The BCSFA's campaign logo offers a clear message for MPs.

Salmon supporters urged to pen support for licence renewals

Sector bodies in email bid to ensure industry has a future in British Columbia


Canadians who support salmon farming are being urged to tell the country’s politicians to renew fish farm licences in British Columbia ahead of their expiry on June 30.

The Atlantic salmon farming sector in BC is facing renewed attacks from its critics including former federal fisheries minister Joyce Murray, who opposes open net pen salmon farming.

Murray, who lost her job to current fisheries minister Diane Lebouthillier in a government reshuffle last July, renewed licences for 79 farms in BC in 2022, but only for two years.

In a recent social media post, Murray said: “Today I had the opportunity to present to Liberal MPs, Ministers, and the Prime Minister, to reinforce the importance of wild salmon to British Columbians, and the benefits of our promised transition away from open-net pen salmon aquaculture here in BC.”

Manifesto pledge

The promise was made in the ruling Liberal Party’s 2019 election manifesto which pledged: “In British Columbia, we will work with the province to develop a responsible plan to transition from open net pen salmon farming in coastal waters to closed containment systems by 2025.”

The BC salmon sector argues that the government's aim to reducing interaction between wild and farmed salmon can be achieved without taking farms out of the sea, and that establishing land-based farms in some of the remote areas where marine farms are sited is neither practical nor economically viable.
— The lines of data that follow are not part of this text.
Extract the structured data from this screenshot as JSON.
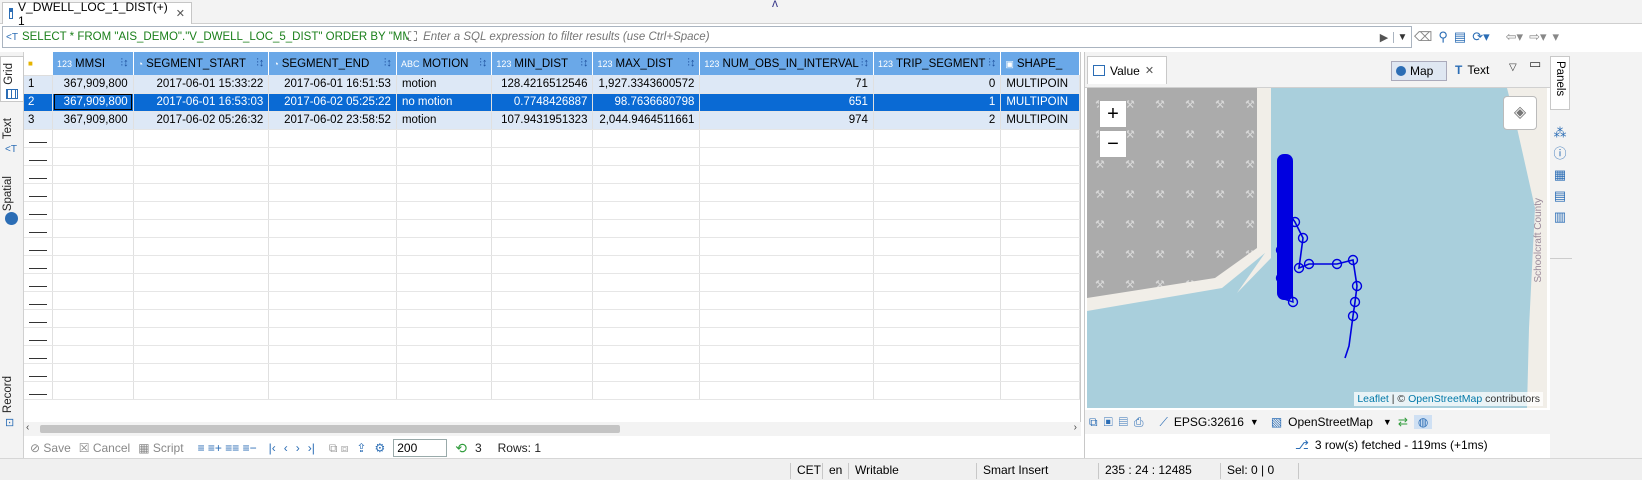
{
  "tab": {
    "title": "V_DWELL_LOC_1_DIST(+) 1"
  },
  "filter": {
    "sql": "SELECT * FROM \"AIS_DEMO\".\"V_DWELL_LOC_5_DIST\" ORDER BY \"MMSI\",",
    "placeholder": "Enter a SQL expression to filter results (use Ctrl+Space)"
  },
  "side_tabs": {
    "grid": "Grid",
    "text": "Text",
    "spatial": "Spatial",
    "record": "Record"
  },
  "columns": [
    {
      "type": "123",
      "name": "MMSI"
    },
    {
      "type": "clock",
      "name": "SEGMENT_START"
    },
    {
      "type": "clock",
      "name": "SEGMENT_END"
    },
    {
      "type": "ABC",
      "name": "MOTION"
    },
    {
      "type": "123",
      "name": "MIN_DIST"
    },
    {
      "type": "123",
      "name": "MAX_DIST"
    },
    {
      "type": "123",
      "name": "NUM_OBS_IN_INTERVAL"
    },
    {
      "type": "123",
      "name": "TRIP_SEGMENT"
    },
    {
      "type": "geo",
      "name": "SHAPE_"
    }
  ],
  "rows": [
    {
      "n": "1",
      "mmsi": "367,909,800",
      "start": "2017-06-01 15:33:22",
      "end": "2017-06-01 16:51:53",
      "motion": "motion",
      "min": "128.4216512546",
      "max": "1,927.3343600572",
      "obs": "71",
      "trip": "0",
      "shape": "MULTIPOIN"
    },
    {
      "n": "2",
      "mmsi": "367,909,800",
      "start": "2017-06-01 16:53:03",
      "end": "2017-06-02 05:25:22",
      "motion": "no motion",
      "min": "0.7748426887",
      "max": "98.7636680798",
      "obs": "651",
      "trip": "1",
      "shape": "MULTIPOIN"
    },
    {
      "n": "3",
      "mmsi": "367,909,800",
      "start": "2017-06-02 05:26:32",
      "end": "2017-06-02 23:58:52",
      "motion": "motion",
      "min": "107.9431951323",
      "max": "2,044.9464511661",
      "obs": "974",
      "trip": "2",
      "shape": "MULTIPOIN"
    }
  ],
  "bottom": {
    "save": "Save",
    "cancel": "Cancel",
    "script": "Script",
    "fetch_size": "200",
    "count": "3",
    "rows": "Rows: 1"
  },
  "value_panel": {
    "tab": "Value",
    "map_btn": "Map",
    "text_btn": "Text",
    "zoom_in": "+",
    "zoom_out": "−",
    "county": "Schoolcraft County",
    "attribution_leaflet": "Leaflet",
    "attribution_sep": " | © ",
    "attribution_osm": "OpenStreetMap",
    "attribution_tail": " contributors",
    "crs": "EPSG:32616",
    "basemap": "OpenStreetMap",
    "fetched": "3 row(s) fetched - 119ms (+1ms)"
  },
  "right": {
    "panels": "Panels"
  },
  "status": {
    "tz": "CET",
    "lang": "en",
    "mode": "Writable",
    "insert": "Smart Insert",
    "pos": "235 : 24 : 12485",
    "sel": "Sel: 0 | 0"
  },
  "colors": {
    "header": "#6aa8e8",
    "selected": "#0a6ad4",
    "alt_row": "#dde8f6",
    "track": "#0000e0",
    "water": "#a9cfdc"
  }
}
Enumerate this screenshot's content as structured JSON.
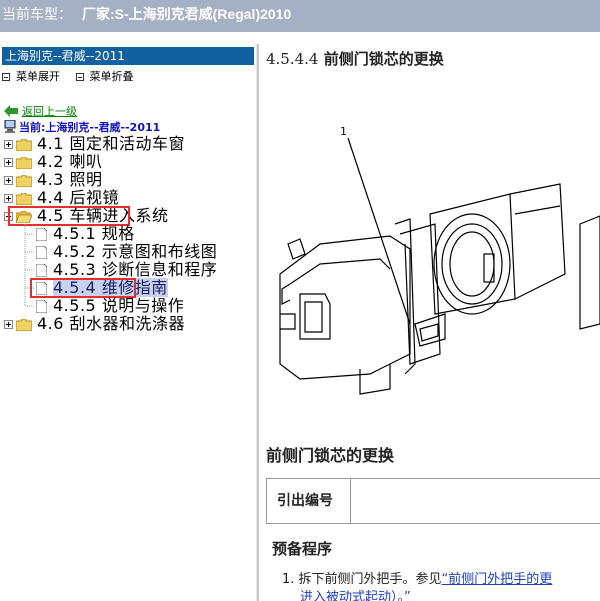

It also points out that 10 separate studies by the federal government’s Department of Fisheries and Oceans (DFO) concluded that salmon farming in BC posed a less-than-minimal risk to wild salmon, despite what Murray and other opponents claim.

First Nations that allow salmon farming companies to operate in their traditional territories warn that removing farms would devastate their communities and trample over their rights.

'Raise your voice'

Both the BC Salmon Farmers’ Association (BCSFA) and the Canadian Aquaculture Industry Alliance (CAIA) are urging those with an interest in salmon farming to make their views known.

“As we approach the June 30th deadline for our remaining licences, we need your help now more than ever to raise your voice on the importance of the sector. Politicians such as Joyce Murray are still advocating for the removal of salmon farms in British Columbia,” wrote the BCSFA in an email to supporters.

It and the CAIA are urging them to sign and send a pro-forma email to their local MP, and optionally to 50 other MPs and ministers, setting out the case for the salmon industry.

Responsible path

The CAIA and the Canadian Federation of Agriculture (CFA) have also sent a joint letter to Prime Minister Justin Trudeau and his Cabinet to ask them once again to “choose the responsible path to ensure a vital and world-leading British Columbia salmon farming sector”.

“Six-year licences – a single cycle for planning and production – is the minimum signal needed to ensure the sustainability of these farms, and the only path to hundreds of millions of dollars in investment in the badly hurting BC economy,” write CAIA chief Tim Kennedy and CFA president Keith Currie.

“Prime Minister, the world has changed since the original transition commitment in 2019. We have had the global Covid pandemic. We have wars in Ukraine and the Middle East. We have had subsequent serious supply chain dislocations. Another election cycle in the US could produce an uncertain outcome for Canadian trade. And we have the ongoing challenge of climate change.

$150m customer

“Your government has committed to a blue economy, to evidence-based decision-making, to Indigenous economic reconciliation and partnership in natural resource industries and to addressing the affordability crisis. The responsible path must include a vibrant BC salmon farming sector.”

The CAIA has also re-sent a food coalition letter that was first sent one year ago. The letter to Trudeau from a broad range of agricultural organisations and fish farming groups points out that salmon farming touches all aspects of Canadian farming and food production, including food retail and service, food banks, food processors, feed manufacturers, and grain growers.

It adds that Canadian salmon feed companies purchase close to $150 million annually from Canadian grain and protein suppliers, supporting a circular economy with the potential for significant value-add growth.